The TPPA, also known as the Trans-Pacific Strategic Economic Partnership Agreement, is a USA-led free trade agreement (FTA) that aims to further liberalise the economies and create a free trade area of the Asia-Pacific. In addition to the USA and Malaysia, the other countries involved in the negotiations are Australia, Brunei, Chile, New Zealand, Peru, Singapore and Vietnam.
Besides the patent term extensions, there are a number of other proposals in the TPPA IP chapter, which if accepted, would also make medicines more expensive for longer in Malaysia.
Malaysia already provides strong IP protection that gives adequate protection to pharmaceutical companies. Therefore there is no need for Malaysia to agree to even stronger IP provisions in the TPPA, especially since they have been shown to increase medicine prices in other countries which introduced them.
Another proposal for the TPPA that would adversely affect access to affordable medical treatment is the ‘Transparency and Procedural Fairness for Healthcare Technologies’ Annex.1 The provisions proposed will restrict medicine pricing programmes and require that appeals be allowed to determine whether medicine ‘reimbursement rates’ “appropriately recognize the value” of pharmaceutical patents.
In Australia, such provisions appear to have led to costlier medicines.2 If accepted, such proposals would undermine the Malaysian government’s ability to set affordable medicine prices. The USA proposal is contrary to practices in the USA itself, and raises the bar higher than current medicine pricing programmes in the country.
Other Ministers have taken a similar position to Liow’s. For example when asked by the Committee’s Chair, how the Malaysian Government can ensure that trade agreements do not affect provision of generic medicines, particularly for the treatment of HIV/AIDS, Malaysian Attorney-General Tan Sri Abdul Gani told the United Nations Committee on the Rights of the Child that free trade agreements are TRIPS-plus and Malaysia would not negotiate on this issue. He also stated that “generic drugs should not be restricted in any manner,” as generics are cheaper than patented medicines.3
Peru’s Minister of Foreign Commerce and Tourism José Luis Silva publically said that in the TPPA negotiations ‘We will not go one centimetre more’4 than the current Peru-US free trade agreement (which does not have patent term extensions or linkage).

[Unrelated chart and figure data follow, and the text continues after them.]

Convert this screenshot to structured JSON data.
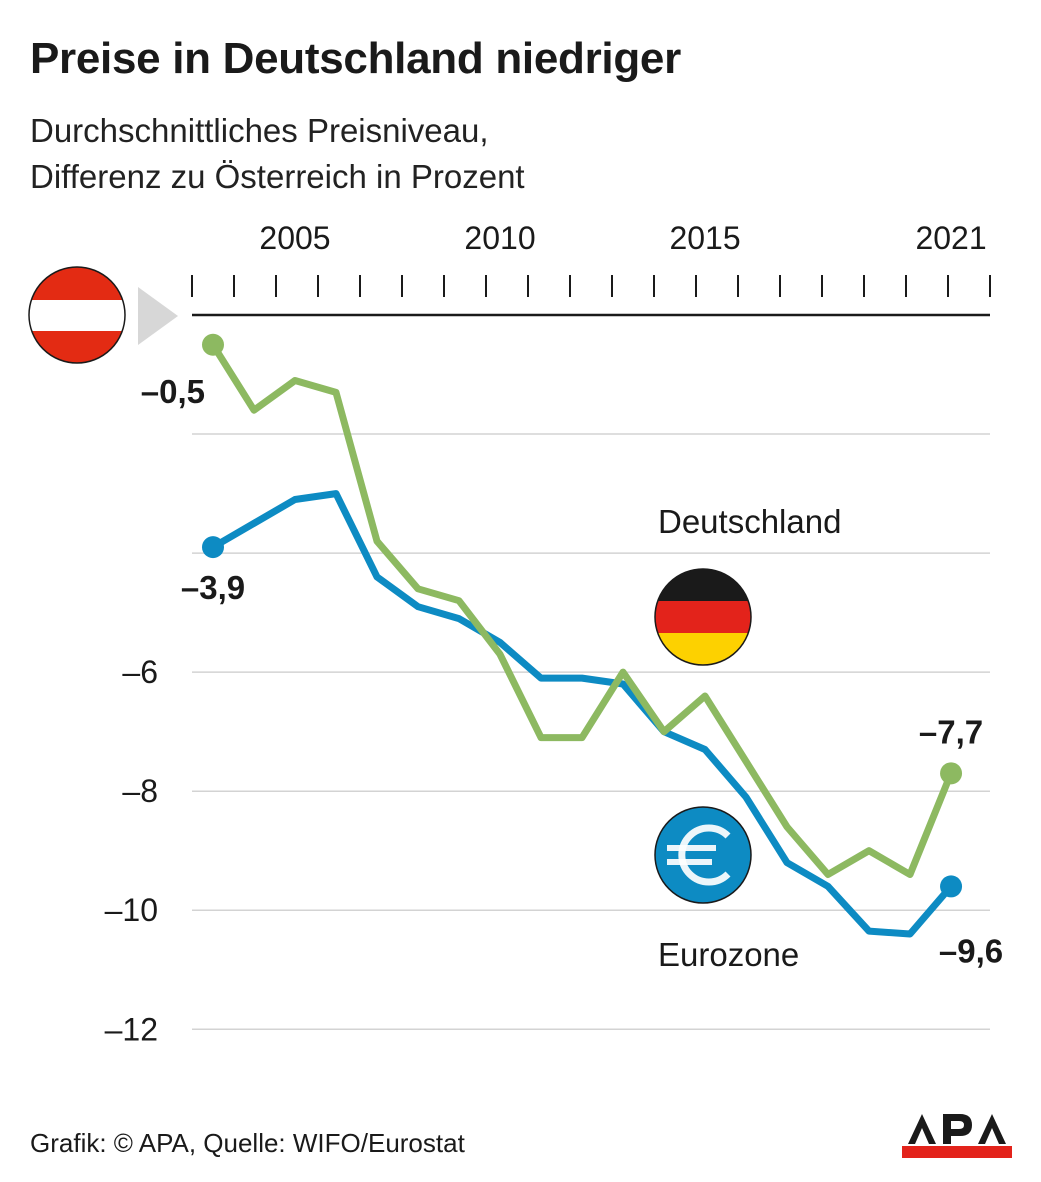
{
  "title": "Preise in Deutschland niedriger",
  "subtitle_lines": [
    "Durchschnittliches Preisniveau,",
    "Differenz zu Österreich in Prozent"
  ],
  "footer": "Grafik: © APA, Quelle: WIFO/Eurostat",
  "logo_text": "APA",
  "colors": {
    "deutschland": "#8db961",
    "eurozone": "#0d8bc3",
    "grid": "#d3d3d3",
    "axis": "#1a1a1a",
    "austria_red": "#e32b13",
    "marker_gray": "#d7d7d7",
    "de_black": "#1a1a1a",
    "de_red": "#e3231b",
    "de_gold": "#fdd100",
    "euro_blue": "#0d8bc3"
  },
  "icons": {
    "austria": "austria-flag-icon",
    "germany": "germany-flag-icon",
    "euro": "euro-icon",
    "pointer": "triangle-pointer-icon"
  },
  "chart_data": {
    "type": "line",
    "title": "Preise in Deutschland niedriger",
    "xlabel": "",
    "ylabel": "",
    "x": [
      2003,
      2004,
      2005,
      2006,
      2007,
      2008,
      2009,
      2010,
      2011,
      2012,
      2013,
      2014,
      2015,
      2016,
      2017,
      2018,
      2019,
      2020,
      2021
    ],
    "x_tick_labels": [
      "2005",
      "2010",
      "2015",
      "2021"
    ],
    "x_tick_values": [
      2005,
      2010,
      2015,
      2021
    ],
    "xlim": [
      2003,
      2022
    ],
    "y_tick_labels": [
      "–6",
      "–8",
      "–10",
      "–12"
    ],
    "y_tick_values": [
      -6,
      -8,
      -10,
      -12
    ],
    "y_grid_values": [
      -2,
      -4,
      -6,
      -8,
      -10,
      -12
    ],
    "ylim": [
      -12.6,
      0
    ],
    "grid": true,
    "reference_marker": "0 = Österreich",
    "series": [
      {
        "name": "Deutschland",
        "color_key": "deutschland",
        "values": [
          -0.5,
          -1.6,
          -1.1,
          -1.3,
          -3.8,
          -4.6,
          -4.8,
          -5.7,
          -7.1,
          -7.1,
          -6.0,
          -7.0,
          -6.4,
          -7.5,
          -8.6,
          -9.4,
          -9.0,
          -9.4,
          -7.7
        ],
        "first_label": "–0,5",
        "last_label": "–7,7"
      },
      {
        "name": "Eurozone",
        "color_key": "eurozone",
        "values": [
          -3.9,
          -3.5,
          -3.1,
          -3.0,
          -4.4,
          -4.9,
          -5.1,
          -5.5,
          -6.1,
          -6.1,
          -6.2,
          -7.0,
          -7.3,
          -8.1,
          -9.2,
          -9.6,
          -10.35,
          -10.4,
          -9.6
        ],
        "first_label": "–3,9",
        "last_label": "–9,6"
      }
    ]
  }
}
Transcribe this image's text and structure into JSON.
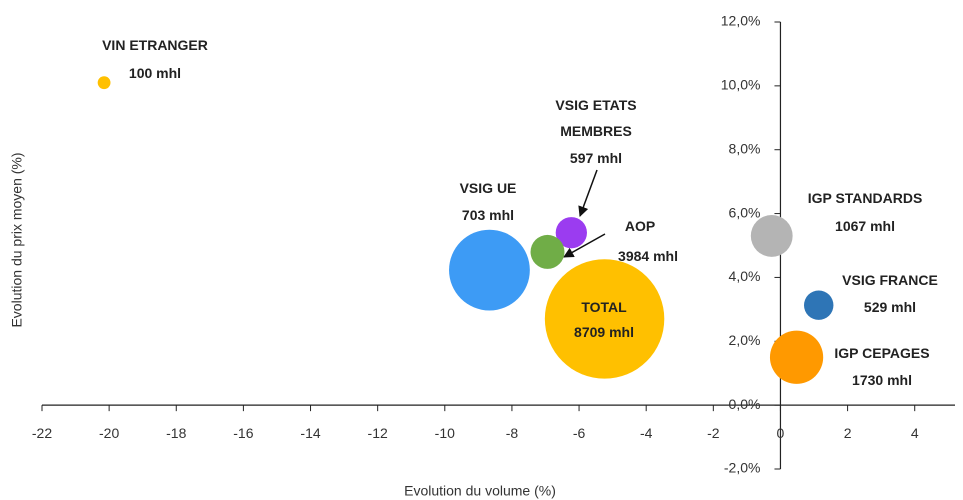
{
  "chart_data": {
    "type": "bubble",
    "x_label": "Evolution du volume (%)",
    "y_label": "Evolution du prix moyen (%)",
    "xlim": [
      -22,
      5.2
    ],
    "xticks": [
      -22,
      -20,
      -18,
      -16,
      -14,
      -12,
      -10,
      -8,
      -6,
      -4,
      -2,
      0,
      2,
      4
    ],
    "ylim": [
      -2,
      12
    ],
    "yticks": [
      {
        "value": -2,
        "label": "-2,0%"
      },
      {
        "value": 0,
        "label": "0,0%"
      },
      {
        "value": 2,
        "label": "2,0%"
      },
      {
        "value": 4,
        "label": "4,0%"
      },
      {
        "value": 6,
        "label": "6,0%"
      },
      {
        "value": 8,
        "label": "8,0%"
      },
      {
        "value": 10,
        "label": "10,0%"
      },
      {
        "value": 12,
        "label": "12,0%"
      }
    ],
    "series": [
      {
        "name": "VIN ETRANGER",
        "color": "#ffc000",
        "x": [
          -20.15
        ],
        "values": [
          10.1
        ],
        "sizes": [
          100
        ],
        "value_labels": [
          "100 mhl"
        ]
      },
      {
        "name": "VSIG ETATS MEMBRES",
        "color": "#9b3cf0",
        "x": [
          -6.23
        ],
        "values": [
          5.4
        ],
        "sizes": [
          597
        ],
        "value_labels": [
          "597 mhl"
        ]
      },
      {
        "name": "VSIG UE",
        "color": "#70ad47",
        "x": [
          -6.94
        ],
        "values": [
          4.8
        ],
        "sizes": [
          703
        ],
        "value_labels": [
          "703 mhl"
        ]
      },
      {
        "name": "AOP",
        "color": "#3d9bf5",
        "x": [
          -8.67
        ],
        "values": [
          4.23
        ],
        "sizes": [
          3984
        ],
        "value_labels": [
          "3984 mhl"
        ]
      },
      {
        "name": "TOTAL",
        "color": "#ffc000",
        "x": [
          -5.24
        ],
        "values": [
          2.7
        ],
        "sizes": [
          8709
        ],
        "value_labels": [
          "8709 mhl"
        ]
      },
      {
        "name": "IGP STANDARDS",
        "color": "#b4b4b4",
        "x": [
          -0.26
        ],
        "values": [
          5.3
        ],
        "sizes": [
          1067
        ],
        "value_labels": [
          "1067 mhl"
        ]
      },
      {
        "name": "VSIG FRANCE",
        "color": "#2e75b6",
        "x": [
          1.14
        ],
        "values": [
          3.13
        ],
        "sizes": [
          529
        ],
        "value_labels": [
          "529 mhl"
        ]
      },
      {
        "name": "IGP CEPAGES",
        "color": "#ff9900",
        "x": [
          0.48
        ],
        "values": [
          1.5
        ],
        "sizes": [
          1730
        ],
        "value_labels": [
          "1730 mhl"
        ]
      }
    ]
  }
}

In free trade agreement negotiations with the European Union where similar intellectual property provisions were being negotiated, India’s Minister of Commerce and Industry flatly refused to agree to data exclusivity saying that “There is no question that we will accept data exclusivity in any (free trade) agreement with any country”.5
In addition to the above, Liow had also remarked on the controversial investor-state dispute system (ISDS) proposed for the TPPA. The ISDS allows foreign investors to sue governments directly at an international tribunal for enacting or implementing laws, regulations, policies or programmes including for public health, but which an investor sees as having infringed upon an investment or expected profits. As Liow stressed in his statement, “a company should not be given the power to sue a government due to its policies”.
ISDS cases in the past have successfully challenged public interest measures including for health, such as banning dangerous chemicals and preventing toxic waste from contaminating the water supply. Tobacco companies are also currently using ISDS to sue governments for billions of dollars for their tobacco control measures.
By rejecting ISDS in the TPPA, it will greatly help to preserve Malaysia’s ability to implement tobacco control and other health policies, as Australia has done in its rejection of ISDS in the TPPA.
We welcome Liow’s statements over the matter of patent extension and ISDS. We hope the Minister can maintain his strong stand in rejecting provisions that may adversely impact the health of Malaysians.
As the above discussion makes clear, there are many other proposals submitted for the TPPA negotiations that need careful – and public, we must add – scrutiny for their impact – in the near and longer future – on the welfare, wellbeing and interests of the Malaysian public.
Any and all proposals that adversely affect public health, access to medicines and the space available for our regulators to act in the interests of the public should be opposed and rejected.